Taiwan won generally high marks in the latest US report on worldwide human rights, but it still suffers from the exploitation of migrant workers and from corruption in high places.
According to Human Rights Practices for 2013 released on Thursday by US Secretary of State John Kerry, 573 Taiwanese officials — including 39 “high-ranking” officials — were indicted on corruption charges last year.
“The fundamental struggle for dignity, for decency in the treatment of human beings between each other, and between states and citizens, is a driving force in all of human history,” Kerry said.
He said the annual report covering nearly 200 countries was not “some high-minded exercise,” but was the most comprehensive, authoritative, dispassionate and factual review produced globally.
Prison and detention centers in Taiwan were said to meet international standards with about 58,746 adults and fewer than 1,000 juveniles imprisoned.
“The case of former president Chen Shui-bian (陳水扁) continued to receive high-profile attention from domestic and international human rights activists who accused the authorities of political persecution and criticized the conditions of his imprisonment,” the 10 page section on Taiwan said.
The section also said that the judicial system suffered from corruption, and that the impartiality of judges and prosecutors involved in high-profile and politically sensitive cases had been questioned.
While speech and the press were generally free, pressure from China and from local businessmen had led to some self-censorship, the report said.
There were also some allegations that the state-run Central News Agency decided not to publish a news story about a Gallup poll that found Taiwanese were pessimistic about their daily life.
The report, compiled mostly by US government officials resident in each of the countries involved, said some legal experts and politicians alleged the Ministry of Justice was not sufficiently independent, claiming that ministry authorities conducted politically motivated investigations of politicians.

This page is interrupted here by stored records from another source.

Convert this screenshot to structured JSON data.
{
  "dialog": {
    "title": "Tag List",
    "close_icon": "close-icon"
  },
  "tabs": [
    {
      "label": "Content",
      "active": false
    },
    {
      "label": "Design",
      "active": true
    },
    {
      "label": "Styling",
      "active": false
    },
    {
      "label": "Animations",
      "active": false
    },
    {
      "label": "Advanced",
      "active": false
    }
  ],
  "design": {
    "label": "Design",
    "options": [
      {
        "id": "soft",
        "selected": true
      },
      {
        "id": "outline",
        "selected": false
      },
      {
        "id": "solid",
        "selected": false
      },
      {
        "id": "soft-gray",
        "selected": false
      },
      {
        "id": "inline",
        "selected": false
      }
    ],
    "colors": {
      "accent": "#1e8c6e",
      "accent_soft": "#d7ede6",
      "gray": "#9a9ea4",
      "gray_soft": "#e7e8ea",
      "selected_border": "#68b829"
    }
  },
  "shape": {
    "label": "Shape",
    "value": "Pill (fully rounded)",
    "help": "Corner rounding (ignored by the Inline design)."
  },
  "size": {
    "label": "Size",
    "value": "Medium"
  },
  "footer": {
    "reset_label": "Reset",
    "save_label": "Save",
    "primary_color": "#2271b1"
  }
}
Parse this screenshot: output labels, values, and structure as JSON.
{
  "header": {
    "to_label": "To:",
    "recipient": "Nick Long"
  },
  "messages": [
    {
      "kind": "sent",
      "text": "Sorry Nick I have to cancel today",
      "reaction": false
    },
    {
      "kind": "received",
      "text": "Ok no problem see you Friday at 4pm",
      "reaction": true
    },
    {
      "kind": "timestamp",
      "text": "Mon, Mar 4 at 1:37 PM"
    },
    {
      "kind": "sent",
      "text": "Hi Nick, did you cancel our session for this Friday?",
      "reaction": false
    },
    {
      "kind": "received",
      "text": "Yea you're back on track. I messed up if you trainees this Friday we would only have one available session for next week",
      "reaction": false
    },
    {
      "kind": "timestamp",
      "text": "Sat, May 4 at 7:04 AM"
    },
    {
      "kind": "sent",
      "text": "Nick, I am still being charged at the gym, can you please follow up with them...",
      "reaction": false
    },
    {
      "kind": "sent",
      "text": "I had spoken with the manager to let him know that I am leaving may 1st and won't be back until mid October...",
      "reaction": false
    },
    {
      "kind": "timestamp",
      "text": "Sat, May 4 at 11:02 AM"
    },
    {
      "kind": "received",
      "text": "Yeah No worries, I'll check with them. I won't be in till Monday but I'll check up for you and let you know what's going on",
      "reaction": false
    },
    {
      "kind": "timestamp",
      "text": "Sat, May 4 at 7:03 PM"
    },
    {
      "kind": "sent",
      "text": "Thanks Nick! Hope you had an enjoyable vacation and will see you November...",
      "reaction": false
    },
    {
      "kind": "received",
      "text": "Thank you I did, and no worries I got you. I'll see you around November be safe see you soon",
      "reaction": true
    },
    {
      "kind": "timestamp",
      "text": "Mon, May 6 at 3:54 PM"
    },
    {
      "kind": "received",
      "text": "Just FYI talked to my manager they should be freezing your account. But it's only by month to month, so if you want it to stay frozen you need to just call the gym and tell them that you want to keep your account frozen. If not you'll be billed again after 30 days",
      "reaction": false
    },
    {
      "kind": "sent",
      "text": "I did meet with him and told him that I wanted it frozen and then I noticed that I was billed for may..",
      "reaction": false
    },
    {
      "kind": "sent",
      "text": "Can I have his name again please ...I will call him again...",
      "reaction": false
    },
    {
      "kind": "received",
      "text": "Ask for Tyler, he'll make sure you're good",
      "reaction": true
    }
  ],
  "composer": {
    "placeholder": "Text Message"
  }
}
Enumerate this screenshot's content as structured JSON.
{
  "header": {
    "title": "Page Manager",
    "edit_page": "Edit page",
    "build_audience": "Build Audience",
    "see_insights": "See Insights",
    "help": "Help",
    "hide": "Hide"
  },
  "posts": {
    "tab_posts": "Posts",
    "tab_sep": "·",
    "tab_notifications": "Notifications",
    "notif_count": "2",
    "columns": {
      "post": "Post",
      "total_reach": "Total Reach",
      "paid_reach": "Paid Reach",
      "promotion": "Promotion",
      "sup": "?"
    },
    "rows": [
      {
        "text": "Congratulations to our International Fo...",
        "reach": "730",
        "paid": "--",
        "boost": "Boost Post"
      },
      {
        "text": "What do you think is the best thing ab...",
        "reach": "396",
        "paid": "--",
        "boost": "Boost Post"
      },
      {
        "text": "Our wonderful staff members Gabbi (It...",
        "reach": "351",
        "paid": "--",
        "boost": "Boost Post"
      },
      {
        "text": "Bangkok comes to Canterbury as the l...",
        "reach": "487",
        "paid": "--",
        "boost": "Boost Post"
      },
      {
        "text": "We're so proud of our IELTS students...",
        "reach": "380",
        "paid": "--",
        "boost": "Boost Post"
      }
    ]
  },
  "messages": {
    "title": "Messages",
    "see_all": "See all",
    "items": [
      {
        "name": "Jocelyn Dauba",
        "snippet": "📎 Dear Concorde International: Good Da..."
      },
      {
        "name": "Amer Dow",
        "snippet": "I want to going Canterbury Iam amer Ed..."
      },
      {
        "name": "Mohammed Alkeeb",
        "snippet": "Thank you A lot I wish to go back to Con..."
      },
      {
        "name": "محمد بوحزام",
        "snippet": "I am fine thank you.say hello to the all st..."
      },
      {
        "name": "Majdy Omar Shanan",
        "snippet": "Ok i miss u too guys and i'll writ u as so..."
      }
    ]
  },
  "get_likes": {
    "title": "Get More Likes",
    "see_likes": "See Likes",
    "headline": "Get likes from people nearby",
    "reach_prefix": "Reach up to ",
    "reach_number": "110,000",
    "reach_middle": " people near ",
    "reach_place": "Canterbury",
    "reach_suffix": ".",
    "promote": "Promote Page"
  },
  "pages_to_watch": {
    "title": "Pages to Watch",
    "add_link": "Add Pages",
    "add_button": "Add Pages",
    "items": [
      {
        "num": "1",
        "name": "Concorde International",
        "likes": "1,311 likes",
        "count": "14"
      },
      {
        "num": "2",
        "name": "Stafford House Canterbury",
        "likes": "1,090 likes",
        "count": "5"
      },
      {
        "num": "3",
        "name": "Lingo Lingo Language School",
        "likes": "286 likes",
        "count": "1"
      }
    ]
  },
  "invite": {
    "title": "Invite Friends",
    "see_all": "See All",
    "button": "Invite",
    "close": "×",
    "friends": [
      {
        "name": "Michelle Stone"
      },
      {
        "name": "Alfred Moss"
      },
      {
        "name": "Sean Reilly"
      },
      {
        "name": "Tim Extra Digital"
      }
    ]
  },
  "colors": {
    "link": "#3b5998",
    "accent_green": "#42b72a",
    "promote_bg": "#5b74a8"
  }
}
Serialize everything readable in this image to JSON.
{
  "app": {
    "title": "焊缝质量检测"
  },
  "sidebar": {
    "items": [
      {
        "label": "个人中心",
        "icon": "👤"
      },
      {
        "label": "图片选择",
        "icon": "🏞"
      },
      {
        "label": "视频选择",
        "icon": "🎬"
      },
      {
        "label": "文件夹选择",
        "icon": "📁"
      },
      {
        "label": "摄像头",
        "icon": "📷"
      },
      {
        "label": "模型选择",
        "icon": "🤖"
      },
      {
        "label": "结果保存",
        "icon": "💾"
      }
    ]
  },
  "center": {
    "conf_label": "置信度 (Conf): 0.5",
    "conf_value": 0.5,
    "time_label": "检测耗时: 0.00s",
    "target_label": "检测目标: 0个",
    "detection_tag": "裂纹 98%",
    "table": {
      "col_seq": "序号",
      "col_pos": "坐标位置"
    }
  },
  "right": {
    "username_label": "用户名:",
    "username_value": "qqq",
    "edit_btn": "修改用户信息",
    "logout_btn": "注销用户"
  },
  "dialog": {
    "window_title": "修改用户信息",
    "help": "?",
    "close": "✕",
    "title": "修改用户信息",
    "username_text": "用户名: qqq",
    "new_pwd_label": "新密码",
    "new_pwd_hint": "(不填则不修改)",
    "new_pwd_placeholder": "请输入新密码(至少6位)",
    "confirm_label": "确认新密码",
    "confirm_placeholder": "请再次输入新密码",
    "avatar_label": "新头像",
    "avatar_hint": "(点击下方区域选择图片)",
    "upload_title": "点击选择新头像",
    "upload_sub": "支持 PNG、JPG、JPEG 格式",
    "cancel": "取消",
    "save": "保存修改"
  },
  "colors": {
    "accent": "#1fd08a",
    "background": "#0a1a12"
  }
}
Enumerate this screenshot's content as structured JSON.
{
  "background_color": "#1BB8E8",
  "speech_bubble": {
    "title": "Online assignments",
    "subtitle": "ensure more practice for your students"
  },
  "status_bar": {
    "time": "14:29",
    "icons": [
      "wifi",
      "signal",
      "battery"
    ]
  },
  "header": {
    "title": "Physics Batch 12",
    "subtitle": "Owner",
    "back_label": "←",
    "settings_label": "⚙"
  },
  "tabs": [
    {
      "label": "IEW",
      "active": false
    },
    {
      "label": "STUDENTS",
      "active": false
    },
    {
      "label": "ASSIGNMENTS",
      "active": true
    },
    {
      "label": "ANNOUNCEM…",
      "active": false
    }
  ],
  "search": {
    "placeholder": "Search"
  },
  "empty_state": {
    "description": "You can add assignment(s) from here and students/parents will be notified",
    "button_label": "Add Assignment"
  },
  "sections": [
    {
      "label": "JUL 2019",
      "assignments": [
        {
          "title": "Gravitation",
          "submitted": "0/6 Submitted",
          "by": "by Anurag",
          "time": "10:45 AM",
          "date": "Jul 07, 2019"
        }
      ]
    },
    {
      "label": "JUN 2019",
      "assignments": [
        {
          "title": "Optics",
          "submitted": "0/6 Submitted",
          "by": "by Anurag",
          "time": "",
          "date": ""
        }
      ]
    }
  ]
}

“Legal scholars and politicians claimed that the authorities illegally wiretapped sitting legislators of both the [Chinese Nationalist Party] KMT and the [Democratic Progressive Party] DPP parties during an investigation that led to a KMT attempt to revoke Legislative Yuan Speaker Wang Jin-pyng’s (王金平) party membership,” the report said.
“During the year authorities indicted numerous legislators and local officials on charges of corruption — for example incumbent [People First Party] legislator Lin Cheng-er (林正二) was indicted in July for receiving bribes from construction companies,” the report said.
It said that many rapes and cases of domestic violence were not reported because victims were socially stigmatized, noting that the number of sexual assaults was estimated to be 10 times the number reported to police.
Women continued to be promoted less frequently, occupied fewer management positions and worked for lower pay than men, the report said.
About 19,174 children and teenagers were said to suffer abuse during the year and there were children under the age of 18 engaged in prostitution, the report said.
According to activists for lesbian, gay, bisexual and transgender (LGBT) rights, violence against LGBT people with HIV/AIDS was a problem, as was employment discrimination, the report said.
“There was evidence of forced labor in domestic services, farming, fishing, manufacturing and construction,” it said.
In the first six months of last year, police and judicial agencies removed 219 victims from forced labor, including sexual exploitation, the report said.
It said there were documented abusive conditions for migrant workers on Taiwan-flagged fishing vessels operating out of Singapore. The workers were given substandard food and little medical care, while they were forced to work 18 to 20 hours a day, the report said.